On Thu, Nov 9, 2023 at 9:25 PM Vladimir Makarov <vmaka...@redhat.com> wrote:
>
>
> On 11/7/23 22:47, Lehua Ding wrote:
> >
> > Lehua Ding (7):
> >    ira: Refactor the handling of register conflicts to make it more
> >      general
> >    ira: Add live_subreg problem and apply to ira pass
> >    ira: Support subreg live range track
> >    ira: Support subreg copy
> >    ira: Add all nregs >= 2 pseudos to tracke subreg list
> >    lra: Apply live_subreg df_problem to lra pass
> >    lra: Support subreg live range track and conflict detect
> >
> Thank you very much for addressing subreg RA.  It is a big work.  I
> wanted to address this long time ago but have no time to do this by myself.
>
> I tried to evaluate your patches on x86-64 (i7-9700k) release mode GCC.
> I used -O3 for SPEC2017 compilation.
>
> Here are the results:
>
>                 baseline baseline(+patches)
> specint2017:  8.51 vs 8.58 (+0.8%)
> specfp2017:   21.1 vs 21.1 (+0%)
> compile time: 2426.41s vs 2580.58s (+6.4%)
>
> Spec2017 average code size change: -0.07%
>
> Improving specint by 0.8% is impressive for me.
>
> Unfortunately, it is achieved by decreasing compilation speed by 6.4%
> (although on smaller benchmark I saw only 3% slowdown). I don't know how
> but we should mitigate this speed degradation.  May be we can find a hot
> spot in the new code (but I think it is not a linear search pointed by
> Richard Biener as the object vectors most probably contain 1-2 elements)
> and this code spot can be improved, or we could use this only for
> -O3/fast, or the code can be function or target dependent.
>
> I also find GCC consumes more memory with the patches. May be it can be
> improved too (although I am not sure about this).

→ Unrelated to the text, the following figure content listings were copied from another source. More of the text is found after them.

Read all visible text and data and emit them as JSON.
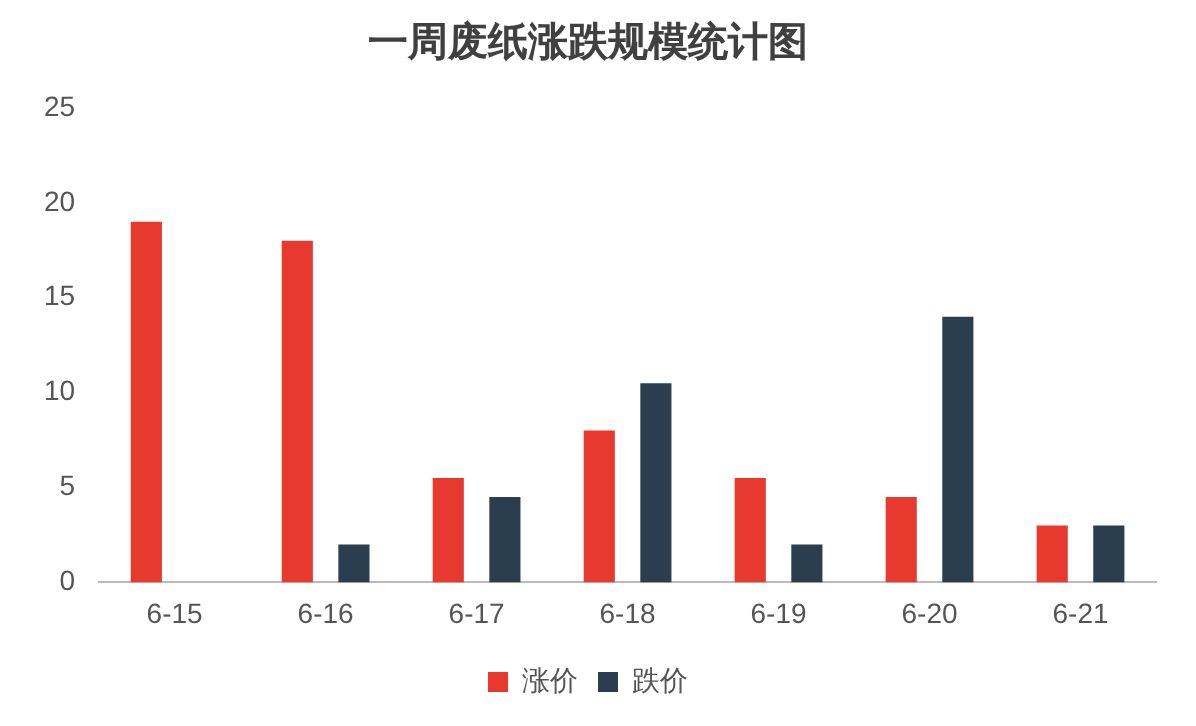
{
  "chart_data": {
    "type": "bar",
    "title": "一周废纸涨跌规模统计图",
    "categories": [
      "6-15",
      "6-16",
      "6-17",
      "6-18",
      "6-19",
      "6-20",
      "6-21"
    ],
    "series": [
      {
        "name": "涨价",
        "color": "#e8392f",
        "values": [
          19,
          18,
          5.5,
          8,
          5.5,
          4.5,
          3
        ]
      },
      {
        "name": "跌价",
        "color": "#2b3e50",
        "values": [
          0,
          2,
          4.5,
          10.5,
          2,
          14,
          3
        ]
      }
    ],
    "ylim": [
      0,
      25
    ],
    "yticks": [
      0,
      5,
      10,
      15,
      20,
      25
    ],
    "grid": false,
    "legend": "bottom"
  }
}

Note I think it's important that this can be disabled by default for -O1
which we recommend when you feed GCC with large machine-generated
code which is also where I guess you'll find the effect is way worse.

That includes disabling the memory usage side-effect which I guess might
be hard given you grow generic data structures.

> I'll start to review the patches on the next week.  I don't expect that
> I'll find something serious to reject the patches but again we should
> work on mitigation of the compilation speed problem.  We can fill a new
> PR for this and resolve the problem during the release cycle.